For many years, the publishing firm of Zondervan was known for its anti-Communist crusading. Way back in 1935 there was John and Betty Stam: Martyrs, an account of two missionaries killed by Communists in China. That was followed by The Fifth Column in Our Schools. Most famously, 1970 brought Hal Lindsey’s Late Great Planet Earth, which assured us that Soviet atheism would lead to Armageddon, and in 1976 the firm published Jesse Helms’ When Free men Shall Stand. In Zondervan’s 1981 company history, the authors remark that “the great Chinese leader Chiang Kai-shek” (pass the sick bag: “gangster and fascist” would be nearer the mark) had been buried with a translation of a Zondervan title, Streams in the Desert.
However, after years of growing academic respectability and a move into the mainstream under Rupert Murdoch as a HarperCollins imprint (back in 1992 Doug LeBlanc reported that Zondervan President James Buick had tried to buy the firm out to “return the direction and control of the company into the Christian community.” Instead, Zondervan got the Dirty Digger.), it now transpires that Zondervan is drawing on Chinese labour. Agape Press reports:
(AgapePress) – A major U.S. publisher of Bibles is coming under fire for having some of its Bibles printed in China, where Christians are being tortured and even killed for their faith. The move is being criticized by a human-rights organization that is skeptical of the company’s safeguards against employee abuse…
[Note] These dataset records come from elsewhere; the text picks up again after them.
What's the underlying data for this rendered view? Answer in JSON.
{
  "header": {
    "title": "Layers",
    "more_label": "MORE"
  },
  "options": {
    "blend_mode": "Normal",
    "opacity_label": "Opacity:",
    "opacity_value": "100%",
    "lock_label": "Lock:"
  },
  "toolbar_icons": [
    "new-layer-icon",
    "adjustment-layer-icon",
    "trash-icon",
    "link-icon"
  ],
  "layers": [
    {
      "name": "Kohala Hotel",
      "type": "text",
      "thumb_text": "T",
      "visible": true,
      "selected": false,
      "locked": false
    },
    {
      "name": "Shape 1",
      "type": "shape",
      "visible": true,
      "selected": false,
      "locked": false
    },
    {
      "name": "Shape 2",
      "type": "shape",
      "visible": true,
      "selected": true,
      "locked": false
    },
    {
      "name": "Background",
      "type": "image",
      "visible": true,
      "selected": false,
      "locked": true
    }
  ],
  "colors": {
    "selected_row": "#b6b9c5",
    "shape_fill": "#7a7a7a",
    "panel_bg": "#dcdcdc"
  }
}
“The reason we originally went there is obvious: you can get things done at a price that you can’t get things done in the States,” [Al] Kerkstra [senior vice president for support operations at Zondervan] explains. “Now, we believe that doing business in China gives us an opportunity to improve the living conditions and the human-rights conditions for the people and the companies we do business with.”… Tyndale House Publishers has confirmed that it also prints some Bibles in China, but a company representative refused to comment on the inquiry.
The report quotes Steve Mosher, “president of the Population Research Institute” as being especially dismayed at this turn of events. Mosher, a conservative Catholic convert, alleges that he was expelled from a PhD program at Stanford for revealing the truth about Chinese population control methods, although there do not appear to be any sources about this online that have not emanated from him. However, he has an interesting point here:
“It is an absolute travesty to have Bibles printed simply because it’s cheaper than having them printed elsewhere,” Mosher exclaims. “We should be shipping Bibles into China, a country that imprisons and tortures and kills Christians for practicing their faith.”
On the other hand, back in 2000 Christianity Today made the argument that there was little point in restricting business with China:
For example, the [U.S. Commission on International Religious Freedom] objects to an “unconditional grant” of normal trade relations because China’s communists will misinterpret improvements in trade relations as “American indifference to religious freedom.” But for years China’s leadership has recognized American protests about human-rights abuses; China spurns those complaints as self-righteous meddling by foreigners…Trade policy may never be the most potent means to stop a sovereign nation’s repression of its people. Normal trade should help that reform by increasing China’s interaction with the rest of the world…Embargoes, trade sanctions, and boycotts usually do not succeed against a small nation such as Iraq, much less for China.
One wonders if any of the Dalai Lama’s Harper Perennial titles are also printed in China…
Paper Refs:
Doug LeBlanc, “Zondervan, Word Look for New Owners”, in Christianity Today, 22 June 1992.
James E. Ruark and Ted W. Engstrom, The House of Zondervan, Grand Rapids, Zondervan, 1981, p. 115.